Sebuah kebanggaan dan kesenangan sesaat tapi membuat aku kehilangan segalanya. Dia yang dengan lantang menyatakan cintanya, Ayah, masa depanku serta malaikat kecil itu.
Karya ini diterbitkan atas izin NovelToon vi_via, isi konten hanyalah pandangan pribadi pembuatnya, tidak mewakili NovelToon sendiri
pulang ke Jakarta
"Kak," panggil Daffa dengan suara khas, bangun tidur membuat Sena menolehkan kepalanya kepada putranya itu, wanita itu tersenyum hangat kepada Daffa.

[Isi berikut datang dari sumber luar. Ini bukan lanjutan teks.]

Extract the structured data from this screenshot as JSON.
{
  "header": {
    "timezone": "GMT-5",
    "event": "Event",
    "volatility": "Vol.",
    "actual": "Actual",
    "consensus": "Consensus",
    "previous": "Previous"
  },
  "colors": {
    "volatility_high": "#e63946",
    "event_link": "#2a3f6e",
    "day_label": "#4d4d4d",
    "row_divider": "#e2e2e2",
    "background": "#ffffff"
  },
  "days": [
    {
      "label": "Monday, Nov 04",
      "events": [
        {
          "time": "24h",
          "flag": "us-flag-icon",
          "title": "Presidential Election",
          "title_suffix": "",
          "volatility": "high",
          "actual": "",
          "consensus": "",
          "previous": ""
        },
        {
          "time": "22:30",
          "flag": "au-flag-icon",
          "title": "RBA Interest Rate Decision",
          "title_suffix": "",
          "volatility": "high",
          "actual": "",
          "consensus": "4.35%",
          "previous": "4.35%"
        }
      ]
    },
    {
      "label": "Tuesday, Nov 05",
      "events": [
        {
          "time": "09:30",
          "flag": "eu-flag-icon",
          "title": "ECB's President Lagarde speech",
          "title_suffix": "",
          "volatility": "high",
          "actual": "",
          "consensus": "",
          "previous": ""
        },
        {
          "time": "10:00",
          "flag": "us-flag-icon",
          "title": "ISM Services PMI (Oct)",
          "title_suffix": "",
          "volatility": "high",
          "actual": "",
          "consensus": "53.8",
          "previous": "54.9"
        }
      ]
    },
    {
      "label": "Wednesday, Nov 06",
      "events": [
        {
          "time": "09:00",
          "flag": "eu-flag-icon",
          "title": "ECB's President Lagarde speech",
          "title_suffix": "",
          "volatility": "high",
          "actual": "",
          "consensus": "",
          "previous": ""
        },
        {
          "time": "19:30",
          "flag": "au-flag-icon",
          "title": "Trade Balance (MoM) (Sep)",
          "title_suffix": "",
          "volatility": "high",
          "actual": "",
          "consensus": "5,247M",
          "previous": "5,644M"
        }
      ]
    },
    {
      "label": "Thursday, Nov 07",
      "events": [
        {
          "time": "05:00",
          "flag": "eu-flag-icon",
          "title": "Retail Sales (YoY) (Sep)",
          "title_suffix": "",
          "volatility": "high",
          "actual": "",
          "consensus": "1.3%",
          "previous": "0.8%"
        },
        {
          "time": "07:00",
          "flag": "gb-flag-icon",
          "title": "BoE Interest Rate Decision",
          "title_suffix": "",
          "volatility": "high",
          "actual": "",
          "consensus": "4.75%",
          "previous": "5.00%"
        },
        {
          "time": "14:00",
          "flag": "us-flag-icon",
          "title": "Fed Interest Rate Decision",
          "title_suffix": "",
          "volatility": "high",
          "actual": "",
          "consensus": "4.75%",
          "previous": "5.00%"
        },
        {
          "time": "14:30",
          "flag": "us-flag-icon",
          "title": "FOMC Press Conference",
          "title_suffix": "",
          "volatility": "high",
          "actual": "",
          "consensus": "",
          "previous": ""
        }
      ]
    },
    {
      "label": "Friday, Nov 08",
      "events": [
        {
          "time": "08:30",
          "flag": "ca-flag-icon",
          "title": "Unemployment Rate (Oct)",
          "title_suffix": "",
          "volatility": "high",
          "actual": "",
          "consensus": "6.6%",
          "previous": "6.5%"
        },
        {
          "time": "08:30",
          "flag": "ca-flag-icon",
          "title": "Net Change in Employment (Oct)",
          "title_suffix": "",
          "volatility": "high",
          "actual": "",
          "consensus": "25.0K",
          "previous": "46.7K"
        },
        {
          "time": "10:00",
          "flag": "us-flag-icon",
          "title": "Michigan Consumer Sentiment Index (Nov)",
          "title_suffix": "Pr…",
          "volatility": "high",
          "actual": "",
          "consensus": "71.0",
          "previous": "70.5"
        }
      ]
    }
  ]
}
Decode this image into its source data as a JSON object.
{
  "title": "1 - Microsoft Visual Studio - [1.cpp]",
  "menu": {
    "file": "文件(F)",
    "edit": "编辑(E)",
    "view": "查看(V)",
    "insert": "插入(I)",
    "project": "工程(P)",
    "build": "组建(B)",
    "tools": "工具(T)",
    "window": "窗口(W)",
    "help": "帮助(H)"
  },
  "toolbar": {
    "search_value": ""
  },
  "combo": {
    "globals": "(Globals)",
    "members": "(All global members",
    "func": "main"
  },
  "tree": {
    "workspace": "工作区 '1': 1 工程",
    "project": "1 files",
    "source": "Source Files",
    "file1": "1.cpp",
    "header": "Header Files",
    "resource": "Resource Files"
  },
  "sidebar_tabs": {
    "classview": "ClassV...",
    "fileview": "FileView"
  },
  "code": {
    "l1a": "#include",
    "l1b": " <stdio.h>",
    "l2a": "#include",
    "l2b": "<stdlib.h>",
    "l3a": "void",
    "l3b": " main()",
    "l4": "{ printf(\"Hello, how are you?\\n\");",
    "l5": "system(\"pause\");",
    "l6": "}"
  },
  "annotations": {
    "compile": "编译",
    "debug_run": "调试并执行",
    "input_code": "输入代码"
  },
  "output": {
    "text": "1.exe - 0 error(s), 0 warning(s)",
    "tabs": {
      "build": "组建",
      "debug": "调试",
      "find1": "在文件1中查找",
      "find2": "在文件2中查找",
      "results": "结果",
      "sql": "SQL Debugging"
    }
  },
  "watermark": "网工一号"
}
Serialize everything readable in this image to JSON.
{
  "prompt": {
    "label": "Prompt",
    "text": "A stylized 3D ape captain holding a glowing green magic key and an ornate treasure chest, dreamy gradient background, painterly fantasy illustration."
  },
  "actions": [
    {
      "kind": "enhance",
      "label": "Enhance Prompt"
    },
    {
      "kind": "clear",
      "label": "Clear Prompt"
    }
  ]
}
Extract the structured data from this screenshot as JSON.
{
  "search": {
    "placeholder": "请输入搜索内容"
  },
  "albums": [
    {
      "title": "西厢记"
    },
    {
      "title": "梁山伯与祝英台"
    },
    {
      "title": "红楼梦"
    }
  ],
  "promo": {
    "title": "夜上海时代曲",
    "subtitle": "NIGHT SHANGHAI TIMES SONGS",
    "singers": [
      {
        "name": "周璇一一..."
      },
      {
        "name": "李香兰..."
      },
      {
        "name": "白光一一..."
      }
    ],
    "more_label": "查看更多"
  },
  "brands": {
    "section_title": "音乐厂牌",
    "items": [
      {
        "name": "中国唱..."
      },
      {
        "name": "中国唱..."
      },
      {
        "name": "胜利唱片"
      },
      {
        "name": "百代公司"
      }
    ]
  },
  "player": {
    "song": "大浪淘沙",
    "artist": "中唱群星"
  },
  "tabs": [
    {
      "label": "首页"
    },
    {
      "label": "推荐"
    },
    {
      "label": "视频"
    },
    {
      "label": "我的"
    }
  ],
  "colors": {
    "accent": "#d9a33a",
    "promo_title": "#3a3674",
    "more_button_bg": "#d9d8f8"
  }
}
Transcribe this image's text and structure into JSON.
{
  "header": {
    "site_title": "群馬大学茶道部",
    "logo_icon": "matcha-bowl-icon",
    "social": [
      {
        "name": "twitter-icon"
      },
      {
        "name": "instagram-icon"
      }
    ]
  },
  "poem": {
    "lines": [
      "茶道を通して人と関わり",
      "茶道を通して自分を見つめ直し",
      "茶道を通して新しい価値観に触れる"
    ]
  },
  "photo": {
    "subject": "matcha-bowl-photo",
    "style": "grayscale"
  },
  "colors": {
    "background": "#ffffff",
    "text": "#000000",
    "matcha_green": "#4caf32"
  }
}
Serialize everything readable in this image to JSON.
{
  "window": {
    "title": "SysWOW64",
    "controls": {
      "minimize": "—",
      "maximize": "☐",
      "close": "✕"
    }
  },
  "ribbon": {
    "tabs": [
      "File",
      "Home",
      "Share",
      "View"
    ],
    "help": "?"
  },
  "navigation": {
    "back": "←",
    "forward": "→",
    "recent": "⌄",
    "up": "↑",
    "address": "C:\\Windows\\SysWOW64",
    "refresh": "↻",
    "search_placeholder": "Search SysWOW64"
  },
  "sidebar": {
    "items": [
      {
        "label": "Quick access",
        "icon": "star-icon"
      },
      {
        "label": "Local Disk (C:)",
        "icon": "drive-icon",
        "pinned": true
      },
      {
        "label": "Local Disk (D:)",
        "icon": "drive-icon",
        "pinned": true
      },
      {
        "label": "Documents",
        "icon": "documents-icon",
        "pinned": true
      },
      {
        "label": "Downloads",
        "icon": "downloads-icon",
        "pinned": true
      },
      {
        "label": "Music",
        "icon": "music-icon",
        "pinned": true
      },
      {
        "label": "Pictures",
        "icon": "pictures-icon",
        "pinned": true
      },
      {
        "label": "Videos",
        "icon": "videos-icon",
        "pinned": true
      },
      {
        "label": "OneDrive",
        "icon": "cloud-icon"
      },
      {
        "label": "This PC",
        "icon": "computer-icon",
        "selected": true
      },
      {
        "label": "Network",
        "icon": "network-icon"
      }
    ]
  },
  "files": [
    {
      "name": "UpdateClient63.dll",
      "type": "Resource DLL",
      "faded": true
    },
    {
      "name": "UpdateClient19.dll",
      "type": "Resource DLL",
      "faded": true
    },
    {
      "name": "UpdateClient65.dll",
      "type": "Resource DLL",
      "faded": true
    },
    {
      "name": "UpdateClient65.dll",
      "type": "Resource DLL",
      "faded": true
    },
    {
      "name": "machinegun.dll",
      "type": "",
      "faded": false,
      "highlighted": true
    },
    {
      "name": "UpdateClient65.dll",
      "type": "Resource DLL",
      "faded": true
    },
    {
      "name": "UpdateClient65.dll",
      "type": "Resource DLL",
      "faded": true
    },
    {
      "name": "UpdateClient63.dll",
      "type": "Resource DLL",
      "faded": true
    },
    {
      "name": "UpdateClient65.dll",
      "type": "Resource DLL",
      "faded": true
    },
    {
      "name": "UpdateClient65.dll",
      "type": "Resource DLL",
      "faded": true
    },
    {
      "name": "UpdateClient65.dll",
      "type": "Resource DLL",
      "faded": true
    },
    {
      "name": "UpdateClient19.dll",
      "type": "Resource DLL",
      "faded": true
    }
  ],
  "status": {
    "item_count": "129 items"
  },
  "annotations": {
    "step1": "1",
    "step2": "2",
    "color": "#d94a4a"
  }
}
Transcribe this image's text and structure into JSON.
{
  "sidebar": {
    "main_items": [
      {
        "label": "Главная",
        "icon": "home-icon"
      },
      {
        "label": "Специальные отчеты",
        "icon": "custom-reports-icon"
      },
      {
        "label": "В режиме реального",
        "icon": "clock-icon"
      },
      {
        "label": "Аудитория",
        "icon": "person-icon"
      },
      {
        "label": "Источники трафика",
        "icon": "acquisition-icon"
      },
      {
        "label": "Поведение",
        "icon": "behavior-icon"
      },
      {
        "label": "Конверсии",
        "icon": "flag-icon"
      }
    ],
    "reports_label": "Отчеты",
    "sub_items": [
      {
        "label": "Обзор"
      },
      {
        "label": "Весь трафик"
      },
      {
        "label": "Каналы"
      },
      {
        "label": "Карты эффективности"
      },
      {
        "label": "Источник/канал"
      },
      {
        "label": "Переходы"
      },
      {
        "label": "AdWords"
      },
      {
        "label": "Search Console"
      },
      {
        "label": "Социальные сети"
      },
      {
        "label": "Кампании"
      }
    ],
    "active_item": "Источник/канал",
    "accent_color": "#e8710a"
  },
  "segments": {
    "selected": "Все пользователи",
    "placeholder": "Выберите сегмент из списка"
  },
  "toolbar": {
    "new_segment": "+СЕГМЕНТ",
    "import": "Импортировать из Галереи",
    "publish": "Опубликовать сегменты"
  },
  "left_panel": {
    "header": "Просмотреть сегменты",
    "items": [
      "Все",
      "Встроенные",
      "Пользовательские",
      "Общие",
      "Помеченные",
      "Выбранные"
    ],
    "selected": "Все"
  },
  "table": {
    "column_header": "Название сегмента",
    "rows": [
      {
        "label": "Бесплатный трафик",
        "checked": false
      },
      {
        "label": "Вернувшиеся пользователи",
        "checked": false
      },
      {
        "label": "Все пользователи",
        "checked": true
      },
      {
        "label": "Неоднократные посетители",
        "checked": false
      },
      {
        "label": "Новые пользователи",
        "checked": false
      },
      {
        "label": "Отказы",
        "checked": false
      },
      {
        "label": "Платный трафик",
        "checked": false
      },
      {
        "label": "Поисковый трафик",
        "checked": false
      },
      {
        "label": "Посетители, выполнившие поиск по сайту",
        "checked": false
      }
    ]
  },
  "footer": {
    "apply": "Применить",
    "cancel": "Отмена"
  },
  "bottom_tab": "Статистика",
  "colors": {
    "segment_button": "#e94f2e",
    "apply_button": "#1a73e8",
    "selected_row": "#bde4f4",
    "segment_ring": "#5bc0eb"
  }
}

" Ya, Daffa butuh sesuatu?" Tanya Sena.
Anak itupun mengangguk kepalanya dengan yakin. " Daffa lapar." Jawabnya, membuat Sena menepuk jidatnya sendiri, saat ini waktu telah menunjukkan pukul sembilan malam.
" Maaf ya, Daffa mau makan apa?" Tanya Sena, wanita itupun beranjak dari tempat duduknya, kemudian menghampiri Daffa mengulurkan tangannya dan di sambut oleh Daffa.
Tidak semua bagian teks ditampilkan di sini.